Sex

Girl on phone: Well then, riddle me this, smart guy: why'd I wake up naked?

–Smith & Sackett, Cobble Hill

Overheard by: Swimfan

Girl: Oh my god! I can't wait to see them naked!

–Elevator, Times Square Arts Center

Overheard by: Natalie

Museum worker: And then I woke up buck naked in a hotel, and there were pictures of me all over the room.

–Museum of Art and Design

Guy: No, I will not do it in here again. Just because I'm wearing nothing under my jacket, doesn't mean I'm going to flash a crowd of people in every store we enter. I've done it three times already. Get your rocks off some other way.

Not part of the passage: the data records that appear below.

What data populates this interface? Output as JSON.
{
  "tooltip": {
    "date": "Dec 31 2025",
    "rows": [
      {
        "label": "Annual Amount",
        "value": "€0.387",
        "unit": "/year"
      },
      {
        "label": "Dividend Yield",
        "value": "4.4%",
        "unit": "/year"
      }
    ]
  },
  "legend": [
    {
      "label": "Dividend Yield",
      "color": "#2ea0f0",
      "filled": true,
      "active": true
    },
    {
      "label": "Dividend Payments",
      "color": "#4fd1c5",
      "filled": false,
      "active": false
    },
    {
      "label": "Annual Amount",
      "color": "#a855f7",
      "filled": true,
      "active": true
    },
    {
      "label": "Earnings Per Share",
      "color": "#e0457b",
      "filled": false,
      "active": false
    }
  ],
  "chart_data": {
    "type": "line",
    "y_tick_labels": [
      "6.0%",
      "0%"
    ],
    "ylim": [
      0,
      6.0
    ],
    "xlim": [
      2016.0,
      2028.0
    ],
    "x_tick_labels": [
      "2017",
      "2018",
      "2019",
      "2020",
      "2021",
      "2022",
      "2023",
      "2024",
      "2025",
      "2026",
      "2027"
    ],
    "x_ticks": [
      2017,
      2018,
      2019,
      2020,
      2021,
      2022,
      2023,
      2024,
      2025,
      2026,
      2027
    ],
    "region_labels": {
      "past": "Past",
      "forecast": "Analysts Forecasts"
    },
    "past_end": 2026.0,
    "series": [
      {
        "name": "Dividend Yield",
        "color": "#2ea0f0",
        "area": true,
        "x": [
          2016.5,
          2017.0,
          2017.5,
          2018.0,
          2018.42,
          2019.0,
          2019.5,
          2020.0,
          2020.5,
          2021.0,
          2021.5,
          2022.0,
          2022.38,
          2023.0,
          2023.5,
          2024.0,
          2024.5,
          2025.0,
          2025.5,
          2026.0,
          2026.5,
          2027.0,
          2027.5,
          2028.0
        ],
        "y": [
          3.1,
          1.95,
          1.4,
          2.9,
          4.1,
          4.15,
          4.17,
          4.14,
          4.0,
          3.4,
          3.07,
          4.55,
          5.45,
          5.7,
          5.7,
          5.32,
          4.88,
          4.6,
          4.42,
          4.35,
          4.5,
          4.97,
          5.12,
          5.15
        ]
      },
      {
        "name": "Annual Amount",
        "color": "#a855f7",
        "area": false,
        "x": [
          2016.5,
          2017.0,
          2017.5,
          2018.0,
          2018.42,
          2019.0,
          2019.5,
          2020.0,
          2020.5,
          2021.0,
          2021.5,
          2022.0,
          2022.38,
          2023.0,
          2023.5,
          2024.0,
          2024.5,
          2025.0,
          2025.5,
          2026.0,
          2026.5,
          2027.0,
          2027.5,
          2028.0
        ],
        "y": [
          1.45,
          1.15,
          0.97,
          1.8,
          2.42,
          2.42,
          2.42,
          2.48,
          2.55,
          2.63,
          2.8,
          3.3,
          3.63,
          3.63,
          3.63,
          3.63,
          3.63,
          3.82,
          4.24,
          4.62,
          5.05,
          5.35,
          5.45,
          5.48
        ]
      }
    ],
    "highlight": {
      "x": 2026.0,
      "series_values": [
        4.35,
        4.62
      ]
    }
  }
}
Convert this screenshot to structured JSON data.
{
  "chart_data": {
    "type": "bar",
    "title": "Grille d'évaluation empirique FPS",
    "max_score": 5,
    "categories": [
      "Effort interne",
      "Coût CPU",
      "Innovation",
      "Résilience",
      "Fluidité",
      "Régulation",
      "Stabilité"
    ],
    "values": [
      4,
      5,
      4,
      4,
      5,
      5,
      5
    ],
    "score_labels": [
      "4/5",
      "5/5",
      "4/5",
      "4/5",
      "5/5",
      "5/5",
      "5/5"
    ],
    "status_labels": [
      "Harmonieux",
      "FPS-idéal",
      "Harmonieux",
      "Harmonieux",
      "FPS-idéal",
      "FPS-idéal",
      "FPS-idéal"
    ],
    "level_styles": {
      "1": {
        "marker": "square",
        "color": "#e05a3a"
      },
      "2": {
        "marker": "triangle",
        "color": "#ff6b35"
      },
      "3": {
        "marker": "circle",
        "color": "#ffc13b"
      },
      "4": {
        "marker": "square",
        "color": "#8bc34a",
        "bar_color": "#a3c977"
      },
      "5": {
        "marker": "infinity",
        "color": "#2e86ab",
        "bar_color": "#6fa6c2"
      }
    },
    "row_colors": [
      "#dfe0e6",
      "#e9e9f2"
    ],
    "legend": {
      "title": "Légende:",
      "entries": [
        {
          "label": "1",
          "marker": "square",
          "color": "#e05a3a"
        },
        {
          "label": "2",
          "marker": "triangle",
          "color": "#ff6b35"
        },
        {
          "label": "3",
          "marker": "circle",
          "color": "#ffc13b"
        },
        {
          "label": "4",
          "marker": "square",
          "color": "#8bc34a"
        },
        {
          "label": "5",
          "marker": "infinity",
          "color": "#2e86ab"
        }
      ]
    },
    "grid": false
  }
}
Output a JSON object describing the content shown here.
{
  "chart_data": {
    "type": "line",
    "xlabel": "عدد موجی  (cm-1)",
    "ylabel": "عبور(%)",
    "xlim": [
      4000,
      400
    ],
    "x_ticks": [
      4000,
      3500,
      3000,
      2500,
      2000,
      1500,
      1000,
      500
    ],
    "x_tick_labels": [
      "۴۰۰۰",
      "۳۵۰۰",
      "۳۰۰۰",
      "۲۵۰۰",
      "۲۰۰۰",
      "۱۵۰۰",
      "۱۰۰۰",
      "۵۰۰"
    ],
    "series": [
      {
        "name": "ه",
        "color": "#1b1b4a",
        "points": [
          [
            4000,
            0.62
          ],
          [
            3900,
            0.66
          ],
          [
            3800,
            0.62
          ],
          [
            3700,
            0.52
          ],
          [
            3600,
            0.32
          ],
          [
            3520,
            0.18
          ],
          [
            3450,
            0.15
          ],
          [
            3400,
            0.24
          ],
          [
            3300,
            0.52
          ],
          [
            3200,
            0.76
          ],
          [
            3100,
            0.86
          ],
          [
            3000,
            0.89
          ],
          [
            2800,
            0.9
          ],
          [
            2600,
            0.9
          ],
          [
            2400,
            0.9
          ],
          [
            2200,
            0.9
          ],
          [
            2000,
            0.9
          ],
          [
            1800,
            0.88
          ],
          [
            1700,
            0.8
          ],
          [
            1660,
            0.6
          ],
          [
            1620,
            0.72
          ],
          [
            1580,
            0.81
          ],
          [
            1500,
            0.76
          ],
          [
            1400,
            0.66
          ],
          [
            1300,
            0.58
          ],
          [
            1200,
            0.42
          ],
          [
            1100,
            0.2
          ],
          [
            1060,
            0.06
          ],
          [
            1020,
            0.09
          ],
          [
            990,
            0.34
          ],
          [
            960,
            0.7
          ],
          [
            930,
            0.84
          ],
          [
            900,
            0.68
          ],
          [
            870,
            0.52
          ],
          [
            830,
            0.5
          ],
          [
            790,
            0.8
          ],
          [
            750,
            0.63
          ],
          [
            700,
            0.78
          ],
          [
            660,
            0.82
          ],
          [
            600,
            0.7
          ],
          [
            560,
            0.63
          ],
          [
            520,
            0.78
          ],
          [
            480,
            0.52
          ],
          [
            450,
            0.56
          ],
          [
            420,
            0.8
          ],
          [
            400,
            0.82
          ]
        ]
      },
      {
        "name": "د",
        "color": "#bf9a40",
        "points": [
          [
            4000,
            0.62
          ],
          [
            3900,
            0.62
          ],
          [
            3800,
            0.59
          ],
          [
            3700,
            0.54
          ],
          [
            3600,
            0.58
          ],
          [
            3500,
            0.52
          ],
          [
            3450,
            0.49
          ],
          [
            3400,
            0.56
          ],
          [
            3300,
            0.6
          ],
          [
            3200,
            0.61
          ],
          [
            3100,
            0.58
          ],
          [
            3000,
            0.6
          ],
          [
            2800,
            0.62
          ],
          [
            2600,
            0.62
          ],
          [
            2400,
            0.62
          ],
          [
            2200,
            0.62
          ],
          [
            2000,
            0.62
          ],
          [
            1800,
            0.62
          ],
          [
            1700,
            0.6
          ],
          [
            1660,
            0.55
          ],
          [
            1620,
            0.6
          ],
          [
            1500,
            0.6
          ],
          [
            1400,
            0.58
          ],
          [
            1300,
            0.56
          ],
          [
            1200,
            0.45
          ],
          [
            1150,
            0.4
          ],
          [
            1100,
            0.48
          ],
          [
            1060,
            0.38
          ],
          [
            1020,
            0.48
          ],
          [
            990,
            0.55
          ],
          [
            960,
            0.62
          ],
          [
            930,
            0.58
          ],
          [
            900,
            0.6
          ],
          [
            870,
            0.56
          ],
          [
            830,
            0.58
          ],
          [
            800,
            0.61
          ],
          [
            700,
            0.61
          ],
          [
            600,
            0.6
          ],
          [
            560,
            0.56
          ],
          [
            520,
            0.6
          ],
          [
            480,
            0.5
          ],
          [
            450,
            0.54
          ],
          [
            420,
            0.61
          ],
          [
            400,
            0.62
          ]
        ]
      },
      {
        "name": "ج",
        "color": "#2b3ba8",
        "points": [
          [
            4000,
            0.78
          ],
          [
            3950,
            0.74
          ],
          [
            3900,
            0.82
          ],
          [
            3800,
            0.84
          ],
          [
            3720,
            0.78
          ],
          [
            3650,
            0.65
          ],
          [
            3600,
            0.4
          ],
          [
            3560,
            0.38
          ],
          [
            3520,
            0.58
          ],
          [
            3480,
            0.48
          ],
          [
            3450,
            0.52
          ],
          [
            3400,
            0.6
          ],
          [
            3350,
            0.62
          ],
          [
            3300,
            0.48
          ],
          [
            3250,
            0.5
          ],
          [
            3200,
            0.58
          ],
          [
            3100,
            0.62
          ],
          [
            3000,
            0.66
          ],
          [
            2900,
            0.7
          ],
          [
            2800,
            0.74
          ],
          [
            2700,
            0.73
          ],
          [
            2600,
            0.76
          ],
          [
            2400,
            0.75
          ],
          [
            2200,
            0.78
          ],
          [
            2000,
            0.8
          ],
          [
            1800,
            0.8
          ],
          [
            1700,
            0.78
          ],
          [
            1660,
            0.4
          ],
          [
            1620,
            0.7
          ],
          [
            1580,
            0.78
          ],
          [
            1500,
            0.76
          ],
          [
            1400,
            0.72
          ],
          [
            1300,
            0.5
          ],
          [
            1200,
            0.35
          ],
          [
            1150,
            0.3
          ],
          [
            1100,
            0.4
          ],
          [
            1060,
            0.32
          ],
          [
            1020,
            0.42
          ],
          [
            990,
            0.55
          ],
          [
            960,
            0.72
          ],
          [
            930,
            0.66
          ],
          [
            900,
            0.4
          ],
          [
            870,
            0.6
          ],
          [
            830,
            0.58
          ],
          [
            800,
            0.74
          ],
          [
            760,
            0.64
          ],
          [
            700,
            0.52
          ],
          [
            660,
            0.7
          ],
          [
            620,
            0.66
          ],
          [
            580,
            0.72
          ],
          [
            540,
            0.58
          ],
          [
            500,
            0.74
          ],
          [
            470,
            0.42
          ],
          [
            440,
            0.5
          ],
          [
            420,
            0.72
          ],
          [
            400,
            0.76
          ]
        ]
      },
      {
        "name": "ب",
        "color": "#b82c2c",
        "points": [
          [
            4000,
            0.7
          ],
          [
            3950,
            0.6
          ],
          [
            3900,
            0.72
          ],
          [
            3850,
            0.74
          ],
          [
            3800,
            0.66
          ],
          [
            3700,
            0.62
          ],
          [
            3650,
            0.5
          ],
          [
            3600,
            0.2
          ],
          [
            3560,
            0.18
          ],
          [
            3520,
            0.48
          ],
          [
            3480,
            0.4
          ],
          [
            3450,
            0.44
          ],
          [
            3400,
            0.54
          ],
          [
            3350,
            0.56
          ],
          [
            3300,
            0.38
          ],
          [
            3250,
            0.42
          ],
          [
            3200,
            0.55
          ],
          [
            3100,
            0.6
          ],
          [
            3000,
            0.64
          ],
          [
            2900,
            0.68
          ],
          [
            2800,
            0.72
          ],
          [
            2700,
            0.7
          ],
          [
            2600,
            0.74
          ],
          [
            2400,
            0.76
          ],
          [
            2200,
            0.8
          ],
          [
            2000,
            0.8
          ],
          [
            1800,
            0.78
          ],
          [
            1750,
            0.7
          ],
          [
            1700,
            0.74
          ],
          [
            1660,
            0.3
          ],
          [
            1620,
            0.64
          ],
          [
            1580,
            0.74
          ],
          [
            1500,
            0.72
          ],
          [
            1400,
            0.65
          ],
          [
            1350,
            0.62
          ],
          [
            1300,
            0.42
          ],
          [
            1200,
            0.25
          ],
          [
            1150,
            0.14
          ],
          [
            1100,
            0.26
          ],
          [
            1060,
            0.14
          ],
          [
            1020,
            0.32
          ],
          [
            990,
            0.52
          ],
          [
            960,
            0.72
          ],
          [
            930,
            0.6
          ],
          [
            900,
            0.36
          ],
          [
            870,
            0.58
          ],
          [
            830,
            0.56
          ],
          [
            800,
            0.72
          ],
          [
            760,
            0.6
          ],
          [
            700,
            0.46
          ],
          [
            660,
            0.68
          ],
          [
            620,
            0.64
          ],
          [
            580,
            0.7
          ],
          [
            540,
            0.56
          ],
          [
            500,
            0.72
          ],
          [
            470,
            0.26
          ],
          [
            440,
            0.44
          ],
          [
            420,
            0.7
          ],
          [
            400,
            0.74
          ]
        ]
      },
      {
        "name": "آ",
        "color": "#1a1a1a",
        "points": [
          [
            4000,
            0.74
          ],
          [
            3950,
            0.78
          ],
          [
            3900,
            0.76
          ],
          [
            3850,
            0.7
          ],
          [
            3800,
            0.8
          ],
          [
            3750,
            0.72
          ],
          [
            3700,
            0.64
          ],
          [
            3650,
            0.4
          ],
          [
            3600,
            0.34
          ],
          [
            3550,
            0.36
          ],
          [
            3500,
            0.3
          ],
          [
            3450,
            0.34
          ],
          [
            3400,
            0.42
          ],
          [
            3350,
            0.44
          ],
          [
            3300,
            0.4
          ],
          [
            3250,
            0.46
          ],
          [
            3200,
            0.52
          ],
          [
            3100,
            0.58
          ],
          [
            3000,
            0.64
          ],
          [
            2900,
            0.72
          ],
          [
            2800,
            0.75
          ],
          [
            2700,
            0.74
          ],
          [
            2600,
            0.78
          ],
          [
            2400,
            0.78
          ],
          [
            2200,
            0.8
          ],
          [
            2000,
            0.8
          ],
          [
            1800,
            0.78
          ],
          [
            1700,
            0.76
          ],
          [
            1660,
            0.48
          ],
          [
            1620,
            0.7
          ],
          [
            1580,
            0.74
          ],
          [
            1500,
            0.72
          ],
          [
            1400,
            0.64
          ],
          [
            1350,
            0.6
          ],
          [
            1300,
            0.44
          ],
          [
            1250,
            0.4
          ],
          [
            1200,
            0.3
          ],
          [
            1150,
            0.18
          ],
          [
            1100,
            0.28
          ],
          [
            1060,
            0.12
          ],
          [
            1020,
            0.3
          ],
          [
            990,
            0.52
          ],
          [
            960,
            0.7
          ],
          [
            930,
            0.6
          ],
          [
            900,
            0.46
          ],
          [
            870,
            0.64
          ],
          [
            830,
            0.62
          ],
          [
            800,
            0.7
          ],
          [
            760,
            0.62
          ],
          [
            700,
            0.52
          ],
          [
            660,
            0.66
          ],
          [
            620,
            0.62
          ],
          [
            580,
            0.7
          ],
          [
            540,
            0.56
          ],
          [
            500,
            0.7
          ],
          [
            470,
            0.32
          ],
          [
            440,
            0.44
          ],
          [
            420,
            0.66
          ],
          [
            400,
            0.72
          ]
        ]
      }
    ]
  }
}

–Columbus Circle Mall Escalator

Overheard by: Martin

Drunk girl at NYU protest: I don't even know why I'm here, I just want to take off my clothes!

–NYU Kimmel Center

Overheard by: Lilo

Girl on train: Oh, hi! I didn't recognize you with your clothes on.

–A Train

Overheard by: Don't even wanna know

Girl on cell: So I'm gonna be naked, but that's okay, I'll be wearing rollerblades.

–N 4th & Bedford Ave

Dude: Bitch, you’re one hot bitch.
Girl: Did you just call me a bitch?
Dude: Wanna have sex?
Girl: I would, but I have to walk in this direction now.

–Central Park

Hipster: Of course I saw her fuck him–I was watching!

–Grand St, Williamsburg

Guy: I even thought about taking him to the tranny bar, you know, so he could be free.

–Sounds, St. Marks Place

Overheard by: Dr. Ballon

Hipster #1: …I don’t know dude, I wouldn’t fuck her.
Hipster #2: What? Why not? She’s hot!
Hipster #1: I don’t like fucking ’em when they’re taller than me. Feels too much like prison sex.

–F train

Old junkie guy #1: …So the bitch is fucking bitching about wearin’ a condom. She won’t let me bust my nut in her ’til I slap one on. So I do! And the bitch gives me crabs!
Old junkie guy #2: What a ho.

–Bx15 bus

Woman: All right, but you’ve really got to stop smoking once you start showing.

–14th & 7th

Guy: We were going by and her mom said, “Hey Mindy! Jumprope! Want to
pee?”.

–Suffolk Street rooftop

Teen girl on cell: Things have changed. We’re not even friends anymore; she’s like this expensive tampon-wearing, stuck-up slut. So what if she can afford Tampax Pearl, I’m still better than her!

–49th & Broadway

Bored woman on cell: Yes baby, that’s the spot, I’m coming.

–F train

Jewish JHS boy: My older brother keeps calling me a pussy and telling me I have to play sports. He’s such a douche.

–S train

Overheard by: Jennifer Smith

Teenage girl: But I think it’s always a bad sign when you see blood floating in the ocean, whether it’s actually whale menstrual fluid or not.

–Macy’s

Overheard by: djlindee

Girl #1: What’s with all the little white men?
Girl #2: The Navy guys?
Girl #1: White, Jesus.
Girl #2: What?
Pause
Girl #1: In those little costumes… don’t you just want to jump them?

–34th & Lexington

Overheard by: love them sailors

Woman #1: So I told him, “Nigga, you can’t touch none of this!”
Woman #2: Ha, ha. Girl, what you need is a horse dick!

–125th & Lexington

Overheard by: Johnny Tremain

Guy: Your fly is unzipped.
Girl: Oh…
Oldish lady: Easy access, kid! Goodness, you should be fucking already!